Enzastaurin (DB06486): A Comprehensive Pharmacological and Clinical Review of a Revitalized Kinase Inhibitor

1.0 Executive Summary

Enzastaurin is an orally available, investigational small-molecule drug, chemically classified as a synthetic bisindolylmaleimide, that functions as a serine/threonine kinase inhibitor. Originally developed by Eli Lilly and Company, its primary mechanism of action involves the potent and selective inhibition of Protein Kinase C beta (PKCβ), with secondary activity suppressing the critical PI3K/AKT cell survival pathway. This dual inhibition results in multifaceted antitumor effects, including the induction of apoptosis, suppression of cellular proliferation, and inhibition of tumor-induced angiogenesis.

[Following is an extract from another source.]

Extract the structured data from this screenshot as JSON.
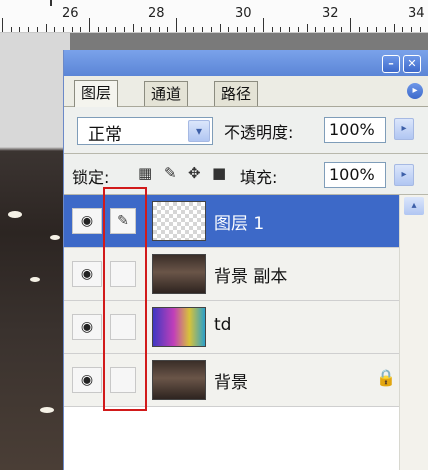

The clinical development of Enzastaurin has followed a remarkable and instructive trajectory. Despite promising preclinical data, the drug's initial path was marked by a significant setback in 2013 with the failure of the pivotal Phase III PRELUDE trial, which found no benefit for Enzastaurin as a maintenance therapy in high-risk diffuse large B-cell lymphoma (DLBCL). This outcome led to the cessation of its development by the originator.

The program was revitalized when Denovo Biopharma acquired the global rights and applied a precision medicine strategy. Through retrospective genomic analysis of samples from the PRELUDE and other trials, a novel predictive biomarker, Denovo Genomic Marker 1 (DGM1), was identified. This biomarker stratified a subpopulation of patients who demonstrated a significant survival benefit from Enzastaurin treatment. This discovery prompted a second wave of development, culminating in two new biomarker-guided, global Phase III trials: the ENGINE study in first-line high-risk DLBCL and the ENGAGE study in newly diagnosed glioblastoma (GBM).